Interesting, and perhaps unrecognizable to those first French settlers who brought the annual Mardi Gras celebration — as well as its king cake — to Louisiana 300 years ago.
Traditional versions are a simple circle of buttery dough spiced with cinnamon and sweetened with a sugar icing. And while those still represent the dominant king cake, each year sees more variations as bakers pump them full of fruits, cheeses, chocolate and other flavors.
“The filled king cake trend started in the 1970s,” says Liz Williams, president of the Southern Food and Beverage Museum in New Orleans. “People wanted things that were sweeter and sweeter, and bakers wanted to be different. Before that king cakes looked the same and were pretty much the same.”
These days, at least two dozen flavors and fillings are readily available. In addition to most fruits, you also can get such exotic flavors as praline, cream cheese and almond paste.
At Navarre’s Famous King Cakes in Springfield, La., about 45 miles northwest of New Orleans, Earnie Navarre has even introduced a sweet potato praline king cake.
“A friend of mine is a big fan of sweet potatoes, and he asked me to make a king cake with them for him,” Navarre said. “It’s a lot like a sweet potato casserole, with brown sugar and pecans.”
Rhonda Ruckman, pastry chef for the Donald Link restaurants and retail shop Butcher, was eager to experiment with some new flavors, after having been away from the city — and Mardi Gras — for several years.
“I’m definitely doing the classic cake, but I wanted to try some new things,” Ruckman said. “I’m making a chocolate creme cake with a wonderful brioche dough, a layer of sour cream, devil food crumbs and chocolate chips.”

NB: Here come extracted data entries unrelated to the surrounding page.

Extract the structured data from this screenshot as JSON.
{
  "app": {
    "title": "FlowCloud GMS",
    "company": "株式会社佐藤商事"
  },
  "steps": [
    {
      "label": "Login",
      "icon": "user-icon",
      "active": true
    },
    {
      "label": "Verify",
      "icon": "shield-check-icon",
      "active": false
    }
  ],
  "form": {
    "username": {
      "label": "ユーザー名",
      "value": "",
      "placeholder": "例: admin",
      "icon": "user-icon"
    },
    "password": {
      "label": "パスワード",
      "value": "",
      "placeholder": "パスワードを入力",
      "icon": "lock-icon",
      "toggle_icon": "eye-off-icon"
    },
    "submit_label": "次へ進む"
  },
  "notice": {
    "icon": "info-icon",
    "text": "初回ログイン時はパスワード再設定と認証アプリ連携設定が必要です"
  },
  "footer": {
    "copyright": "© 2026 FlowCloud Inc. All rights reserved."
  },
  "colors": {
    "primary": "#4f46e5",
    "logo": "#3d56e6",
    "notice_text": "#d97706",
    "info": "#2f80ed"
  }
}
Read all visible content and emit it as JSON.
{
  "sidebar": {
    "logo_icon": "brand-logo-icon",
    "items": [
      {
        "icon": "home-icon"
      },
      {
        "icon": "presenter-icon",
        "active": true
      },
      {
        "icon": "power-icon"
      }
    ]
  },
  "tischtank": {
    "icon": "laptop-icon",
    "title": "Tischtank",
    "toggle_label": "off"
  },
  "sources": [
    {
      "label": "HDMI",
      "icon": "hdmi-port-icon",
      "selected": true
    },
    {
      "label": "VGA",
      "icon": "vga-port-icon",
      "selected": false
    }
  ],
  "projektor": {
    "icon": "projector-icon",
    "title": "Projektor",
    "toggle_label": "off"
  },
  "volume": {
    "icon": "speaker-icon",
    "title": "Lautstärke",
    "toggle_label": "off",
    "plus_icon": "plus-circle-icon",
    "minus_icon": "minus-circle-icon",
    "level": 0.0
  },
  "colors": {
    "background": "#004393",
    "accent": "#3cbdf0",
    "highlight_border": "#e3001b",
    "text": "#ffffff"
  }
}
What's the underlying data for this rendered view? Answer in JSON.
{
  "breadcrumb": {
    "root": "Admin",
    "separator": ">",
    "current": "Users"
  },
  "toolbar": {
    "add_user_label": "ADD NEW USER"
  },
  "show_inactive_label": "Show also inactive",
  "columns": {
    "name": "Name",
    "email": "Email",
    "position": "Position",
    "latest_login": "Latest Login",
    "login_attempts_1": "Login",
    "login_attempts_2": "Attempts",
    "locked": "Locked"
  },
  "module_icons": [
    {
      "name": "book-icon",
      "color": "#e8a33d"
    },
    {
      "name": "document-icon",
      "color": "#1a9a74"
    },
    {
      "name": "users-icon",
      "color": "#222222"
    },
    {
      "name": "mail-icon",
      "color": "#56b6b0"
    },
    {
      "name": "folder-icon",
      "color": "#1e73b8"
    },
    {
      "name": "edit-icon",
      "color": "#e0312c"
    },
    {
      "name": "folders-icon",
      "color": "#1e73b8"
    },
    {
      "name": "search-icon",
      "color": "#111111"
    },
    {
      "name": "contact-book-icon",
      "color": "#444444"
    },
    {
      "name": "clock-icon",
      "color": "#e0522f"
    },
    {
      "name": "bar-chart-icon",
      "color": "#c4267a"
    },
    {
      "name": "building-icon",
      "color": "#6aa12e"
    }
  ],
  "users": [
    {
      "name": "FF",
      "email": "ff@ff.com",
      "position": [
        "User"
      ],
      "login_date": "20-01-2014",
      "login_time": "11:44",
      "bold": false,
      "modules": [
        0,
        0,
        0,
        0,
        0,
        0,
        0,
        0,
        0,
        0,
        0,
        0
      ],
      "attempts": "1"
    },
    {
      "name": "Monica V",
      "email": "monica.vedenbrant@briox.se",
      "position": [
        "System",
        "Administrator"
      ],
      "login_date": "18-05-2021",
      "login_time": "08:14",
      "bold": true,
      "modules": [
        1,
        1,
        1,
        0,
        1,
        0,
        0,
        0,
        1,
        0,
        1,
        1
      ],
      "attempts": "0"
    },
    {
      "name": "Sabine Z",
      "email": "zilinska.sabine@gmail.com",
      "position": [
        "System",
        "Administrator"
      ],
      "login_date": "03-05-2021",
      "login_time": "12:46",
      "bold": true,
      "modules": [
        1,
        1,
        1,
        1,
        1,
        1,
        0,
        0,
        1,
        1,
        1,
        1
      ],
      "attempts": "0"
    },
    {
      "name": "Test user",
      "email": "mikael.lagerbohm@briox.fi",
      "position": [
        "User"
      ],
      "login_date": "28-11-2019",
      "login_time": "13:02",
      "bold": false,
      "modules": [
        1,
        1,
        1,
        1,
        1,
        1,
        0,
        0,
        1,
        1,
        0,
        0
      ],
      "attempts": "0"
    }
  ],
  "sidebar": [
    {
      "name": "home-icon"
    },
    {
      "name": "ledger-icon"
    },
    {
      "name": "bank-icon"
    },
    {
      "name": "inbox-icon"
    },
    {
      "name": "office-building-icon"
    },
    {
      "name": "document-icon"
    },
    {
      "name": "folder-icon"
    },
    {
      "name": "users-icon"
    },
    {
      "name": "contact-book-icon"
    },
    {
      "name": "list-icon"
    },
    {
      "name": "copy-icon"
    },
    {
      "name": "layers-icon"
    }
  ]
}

For most bakeries the cream cheese cakes, or a combination of cream cheese and fruit, is the most popular of the king cakes. With strawberry fillings close behind.
At Randazzo’s King Cakes, customers lined up by the hundreds to get their king cakes on Jan. 6 (or Twelfth Night), the traditional opening of the Carnival season.
Randazzo’s offers a half-dozen flavors, it’s royal king cake, which is quartered off with cream cheese, apple, lemon and strawberry fillings in each section, and even a fleur-de-licious king cake, with black and gold icing in a nod to the “Who Dat” Saints fans.
Manny Randazzo, the second generation to operate the bakery, says the new flavors may have their fans, but at his bakeries the traditional king cake remains the big seller.
“It can get pretty crazy with all the fills, the double fills, the flavors,” Randazzo said. “But still 75 percent of our sales are still the traditional cake. People who say it’s dry or not flavorful enough have not had one with a rich brioche and the hint of cinnamon. It’s definitely a crowd pleaser.”